Can New Jersey’s political machines hold on to power?
New Jersey has been hit by a series of political earthquakes.
The Garden State, which has a reputation for government corruption, is also America’s last bastion of political machines. No one embodies that machine control more fully than George Norcross, an insurance broker and former chair of the Camden County Democratic Party, who has exerted outsized power over New Jersey politics and policy for almost three decades.
Last week, the state’s attorney general announced a 13-count indictment of Norcross, his brother Phil and four of their colleagues. The indictment alleges that, for more than a decade, Norcross and his co-conspirators used coercion, extortion and other criminal acts to obtain property and property rights on the Camden waterfront and to collect millions of dollars in government-issued tax credits. Camden is one of the country’s poorest cities, but its waterfront is located across the Delaware River from Philadelphia’s thriving downtown.
The Norcross indictments came only a couple of months after a federal judge struck down New Jersey’s unique “county line” primary ballot for the June Democratic primary, depriving the political machines of their most potent tool for staying in power. And just a few months before that, Sen. Bob Menendez (D) was the object of a federal indictment for using his official position as part of a years-long bribery scheme. Menendez was appointed to the Senate after climbing the ranks of the Hudson County Democratic Organization, one of the state’s most powerful and longest-running political machines.

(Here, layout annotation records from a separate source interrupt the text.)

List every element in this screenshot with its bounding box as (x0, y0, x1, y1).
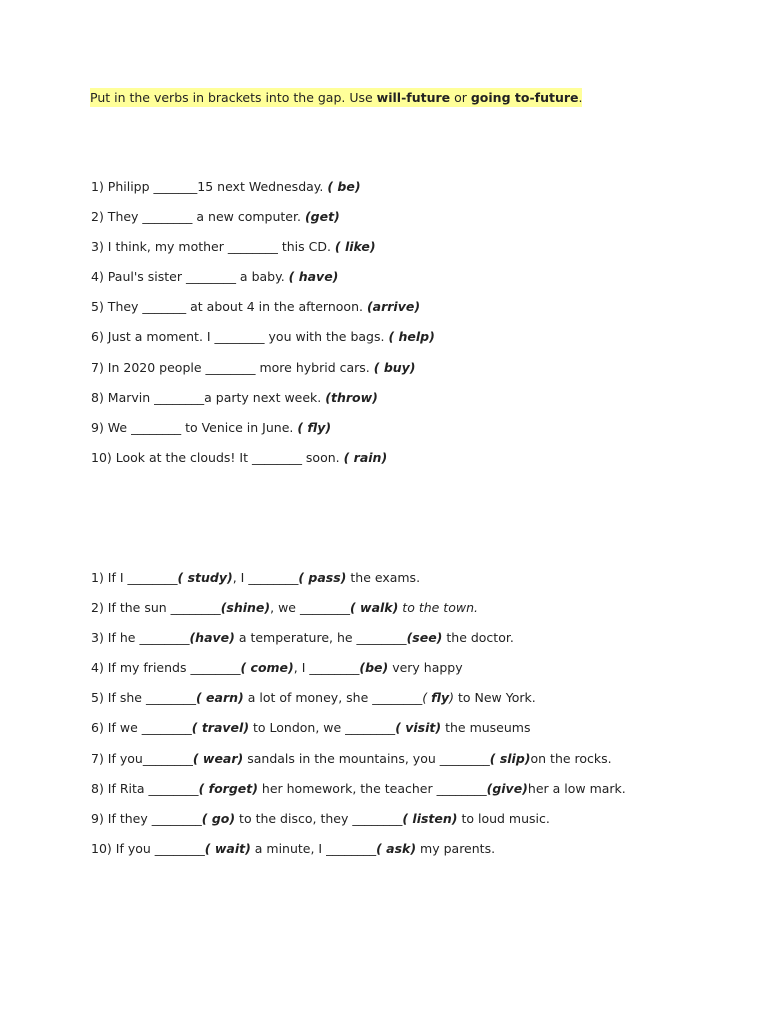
sentence-text: 9) We ________ to Venice in June. (91, 419, 298, 435)
verb-hint: ( slip) (489, 750, 531, 766)
verb-hint: ( buy) (373, 359, 416, 375)
sentence-text: sandals in the mountains, you ________ (243, 750, 490, 766)
verb-hint: ( forget) (198, 780, 258, 796)
sentence-text: the exams. (346, 570, 421, 585)
exercise-item (91, 569, 626, 599)
sentence-text: 3) If he ________ (91, 630, 190, 646)
exercise-section-future (91, 178, 435, 479)
sentence-text: 8) Marvin ________a party next week. (91, 389, 326, 405)
sentence-text: the doctor. (442, 630, 514, 646)
sentence-text: to loud music. (457, 810, 550, 826)
sentence-text: the museums (441, 720, 531, 736)
sentence-text: 10) If you ________ (91, 840, 205, 856)
verb-hint: ( study) (177, 570, 233, 585)
sentence-text: 4) If my friends ________ (91, 660, 241, 676)
instruction-text (90, 89, 582, 107)
exercise-item (91, 449, 435, 479)
sentence-text: to the disco, they ________ (235, 810, 403, 826)
verb-hint: ( ask) (376, 840, 417, 856)
sentence-text: 2) If the sun ________ (91, 600, 221, 616)
sentence-text: , I ________ (232, 570, 299, 585)
exercise-item (91, 599, 626, 629)
exercise-item (91, 178, 435, 208)
sentence-text: her a low mark. (527, 780, 626, 796)
instruction-part1: Put in the verbs in brackets into the gap. Use (90, 90, 377, 105)
sentence-text: 7) In 2020 people ________ more hybrid cars. (91, 359, 374, 375)
exercise-item (91, 840, 626, 870)
exercise-item (91, 719, 626, 749)
verb-hint: ( wait) (204, 840, 251, 856)
exercise-item (91, 208, 435, 238)
verb-hint: ( rain) (343, 449, 388, 465)
verb-hint: (arrive) (366, 299, 421, 315)
sentence-text: my parents. (416, 840, 496, 856)
sentence-text: her homework, the teacher ________ (257, 780, 487, 796)
verb-hint: ( earn) (195, 690, 244, 706)
sentence-text: 10) Look at the clouds! It ________ soon. (91, 449, 344, 465)
verb-hint: fly (431, 690, 450, 706)
verb-hint: ( wear) (192, 750, 244, 766)
sentence-text: 1) If I ________ (91, 570, 178, 585)
verb-hint: ( pass) (298, 570, 347, 585)
verb-hint: ( come) (240, 660, 294, 676)
sentence-text: 3) I think, my mother ________ this CD. (91, 239, 335, 255)
sentence-text: 8) If Rita ________ (91, 780, 199, 796)
verb-hint: (have) (189, 630, 235, 646)
sentence-text: on the rocks. (530, 750, 612, 766)
instruction-highlight (90, 88, 582, 107)
sentence-text: 6) Just a moment. I ________ you with the bags. (91, 329, 389, 345)
sentence-text: a minute, I ________ (250, 840, 377, 856)
sentence-text: , we ________ (270, 600, 350, 616)
will-future-keyword: will-future (376, 90, 451, 105)
verb-hint: ( like) (334, 239, 376, 255)
sentence-text: 9) If they ________ (91, 810, 202, 826)
verb-hint: ( help) (388, 329, 435, 345)
exercise-item (91, 810, 626, 840)
exercise-section-conditional (91, 569, 626, 870)
sentence-text: ) (449, 690, 454, 706)
exercise-item (91, 328, 435, 358)
instruction-or: or (450, 90, 471, 105)
sentence-text: , I ________ (293, 660, 360, 676)
sentence-text: to London, we ________ (249, 720, 396, 736)
sentence-text: ( (422, 690, 432, 706)
verb-hint: (throw) (325, 389, 378, 405)
exercise-item (91, 389, 435, 419)
exercise-item (91, 780, 626, 810)
sentence-text: a lot of money, she ________ (243, 690, 423, 706)
exercise-item (91, 689, 626, 719)
verb-hint: ( travel) (191, 720, 250, 736)
exercise-item (91, 268, 435, 298)
verb-hint: ( fly) (297, 419, 332, 435)
verb-hint: ( listen) (402, 810, 458, 826)
sentence-text: 6) If we ________ (91, 720, 192, 736)
verb-hint: (give) (486, 780, 528, 796)
exercise-item (91, 419, 435, 449)
exercise-item (91, 629, 626, 659)
sentence-text: 2) They ________ a new computer. (91, 209, 305, 225)
verb-hint: (be) (359, 660, 389, 676)
exercise-item (91, 750, 626, 780)
sentence-text: very happy (388, 660, 463, 676)
sentence-text: 4) Paul's sister ________ a baby. (91, 269, 289, 285)
sentence-text: 7) If you________ (91, 750, 193, 766)
exercise-item (91, 359, 435, 389)
exercise-item (91, 238, 435, 268)
verb-hint: ( walk) (349, 600, 399, 616)
exercise-item (91, 298, 435, 328)
sentence-text: a temperature, he ________ (234, 630, 407, 646)
verb-hint: (get) (304, 209, 340, 225)
sentence-text: 5) If she ________ (91, 690, 196, 706)
verb-hint: (see) (406, 630, 443, 646)
verb-hint: ( go) (201, 810, 236, 826)
verb-hint: ( be) (327, 179, 361, 194)
exercise-item (91, 659, 626, 689)
verb-hint: ( have) (288, 269, 339, 285)
going-to-future-keyword: going to-future (470, 90, 579, 105)
sentence-text: 5) They _______ at about 4 in the afternoon. (91, 299, 367, 315)
instruction-end: . (578, 90, 583, 105)
sentence-text: 1) Philipp _______15 next Wednesday. (91, 179, 328, 194)
sentence-text: to New York. (454, 690, 536, 706)
verb-hint: (shine) (220, 600, 271, 616)
sentence-text: to the town. (398, 600, 478, 616)
verb-hint: ( visit) (395, 720, 442, 736)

New Jersey political machine bosses amassed power by controlling state, county and local elected officials through campaign donations and preferential placement on the county line primary ballot. Many elected officials also have day jobs that make them reliant on the machines.
George Norcross’s political power has come from the large number of state legislators he controls. As North Jersey political boss Joe DiVincenzo explained in 2014, “I have two [state] senators. He has seven senators, and he has about twelve assembly people.”

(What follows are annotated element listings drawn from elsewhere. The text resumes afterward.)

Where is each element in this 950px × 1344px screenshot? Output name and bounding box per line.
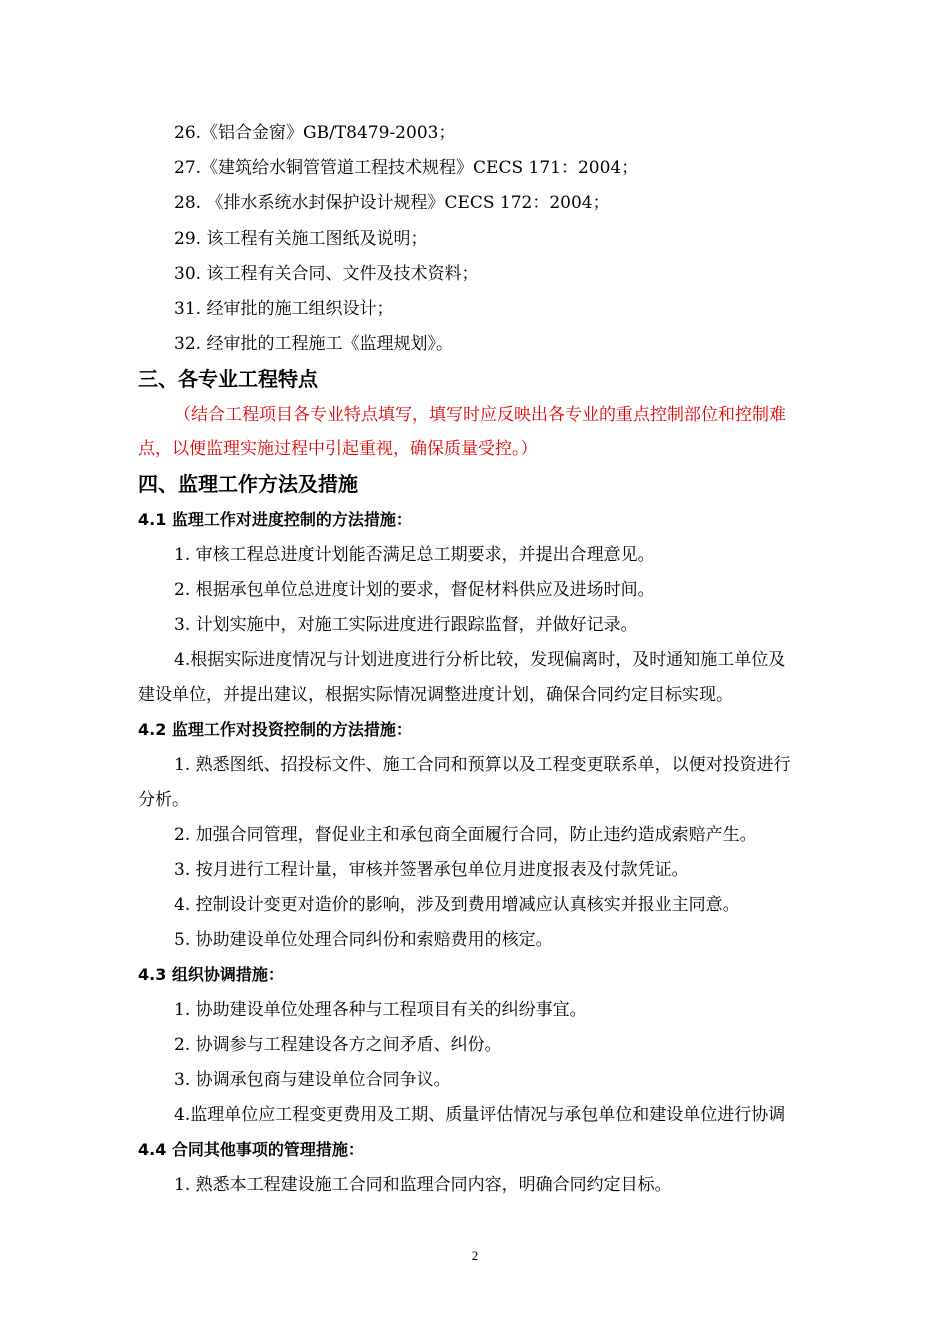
s42-item-1-line-2: 分析。: [138, 790, 189, 810]
ref-item-31: 31. 经审批的施工组织设计；: [174, 299, 394, 319]
section-4-heading: 四、监理工作方法及措施: [138, 472, 358, 496]
s43-item-1: 1. 协助建设单位处理各种与工程项目有关的纠纷事宜。: [174, 1000, 587, 1020]
s42-item-3: 3. 按月进行工程计量，审核并签署承包单位月进度报表及付款凭证。: [174, 860, 689, 880]
s41-item-4-line-1: 4.根据实际进度情况与计划进度进行分析比较，发现偏离时，及时通知施工单位及: [174, 650, 786, 670]
subsection-4-4-heading: 4.4 合同其他事项的管理措施：: [138, 1140, 364, 1159]
subsection-4-2-heading: 4.2 监理工作对投资控制的方法措施：: [138, 720, 412, 739]
section-3-note-line-2: 点，以便监理实施过程中引起重视，确保质量受控。）: [138, 439, 538, 459]
ref-item-29: 29. 该工程有关施工图纸及说明；: [174, 229, 428, 249]
s43-item-3: 3. 协调承包商与建设单位合同争议。: [174, 1070, 451, 1090]
subsection-4-3-heading: 4.3 组织协调措施：: [138, 965, 284, 984]
s43-item-4: 4.监理单位应工程变更费用及工期、质量评估情况与承包单位和建设单位进行协调: [174, 1105, 786, 1125]
s43-item-2: 2. 协调参与工程建设各方之间矛盾、纠份。: [174, 1035, 502, 1055]
s42-item-5: 5. 协助建设单位处理合同纠份和索赔费用的核定。: [174, 930, 553, 950]
section-3-note-line-1: （结合工程项目各专业特点填写，填写时应反映出各专业的重点控制部位和控制难: [174, 405, 786, 425]
ref-item-32: 32. 经审批的工程施工《监理规划》。: [174, 334, 453, 354]
ref-item-28: 28. 《排水系统水封保护设计规程》CECS 172：2004；: [174, 193, 610, 213]
ref-item-26: 26.《铝合金窗》GB/T8479-2003；: [174, 123, 456, 143]
s41-item-2: 2. 根据承包单位总进度计划的要求，督促材料供应及进场时间。: [174, 580, 655, 600]
page-number: 2: [471, 1248, 479, 1263]
s41-item-3: 3. 计划实施中，对施工实际进度进行跟踪监督，并做好记录。: [174, 615, 638, 635]
s44-item-1: 1. 熟悉本工程建设施工合同和监理合同内容，明确合同约定目标。: [174, 1175, 672, 1195]
s42-item-2: 2. 加强合同管理，督促业主和承包商全面履行合同，防止违约造成索赔产生。: [174, 825, 757, 845]
s42-item-4: 4. 控制设计变更对造价的影响，涉及到费用增减应认真核实并报业主同意。: [174, 895, 740, 915]
subsection-4-1-heading: 4.1 监理工作对进度控制的方法措施：: [138, 510, 412, 529]
ref-item-27: 27.《建筑给水铜管管道工程技术规程》CECS 171：2004；: [174, 158, 639, 178]
section-3-heading: 三、各专业工程特点: [138, 367, 318, 391]
s41-item-1: 1. 审核工程总进度计划能否满足总工期要求，并提出合理意见。: [174, 545, 655, 565]
ref-item-30: 30. 该工程有关合同、文件及技术资料；: [174, 264, 479, 284]
s41-item-4-line-2: 建设单位，并提出建议，根据实际情况调整进度计划，确保合同约定目标实现。: [138, 685, 733, 705]
s42-item-1-line-1: 1. 熟悉图纸、招投标文件、施工合同和预算以及工程变更联系单，以便对投资进行: [174, 755, 791, 775]
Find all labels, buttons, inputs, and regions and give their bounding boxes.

Norcross was at the height of his power during the years when his childhood friend Steve Sweeney was State Senate president and Republican Chris Christie was governor — the result of a power-sharing arrangement worked out a few months before Christie was first elected. In September 2009, Norcross and Sweeney met with DiVincenzo, two state senators and the head of the state’s Democratic party to decide how they would carve up control of the state. By the end of the meeting, the six men had agreed that they would use their influence to elect Sweeney as Senate president and a legislator from DiVincenzo’s North Jersey political machine would be elected Speaker of the State Assembly. The group also decided who would serve on important legislative committees and lead the state Democratic Party.
One of the ways Norcross has used his power is to control the city of Camden, with no concern for the wishes of its majority non-white residents. Norcross was instrumental in both the 2002 state takeover of the city, which deprived its residents of democratically elected governance, and the 2013 state takeover of Camden public schools; it is the only N.J. school district still under state control. In 2012, Norcross’s brother Donald, then a state senator and now a member of Congress, led the effort to pass legislation creating a new kind of charter school that exists only in Camden and has resulted in the forced closing of 11 Camden District Public Schools.
And Camden was at the center of the tax credit scheme that was the focus of last week’s indictments. A whopping $1.6 billion of the nearly $7 billion in state tax credits were allotted just to Camden, with George Norcross and his allies receiving $1.1 billion of that, including $86 million for the insurance firm that Norcross has led since 1979.
Norcross has never held political office. Yet, during his heyday, he was treated like “New Jersey’s second most powerful political leader” behind only the governor — a position he consistently held in the various state power rankings.
New Jersey’s political boss culture dates back more than 100 years. It was able to outlast the good government reforms of the early 20th century. While the current moment feels hopeful, political machines do not give up power easily. Only time will tell if Norcross and the other machine bosses will be able to maintain their stranglehold on the state — or if New Jersey will become a real democracy.
Julia Sass Rubin is on the faculty of the Edward J. Bloustein School of Planning and Public Policy, Rutgers University-New Brunswick, where she also serves as the associate dean of academic programs and director of the Public Policy Program.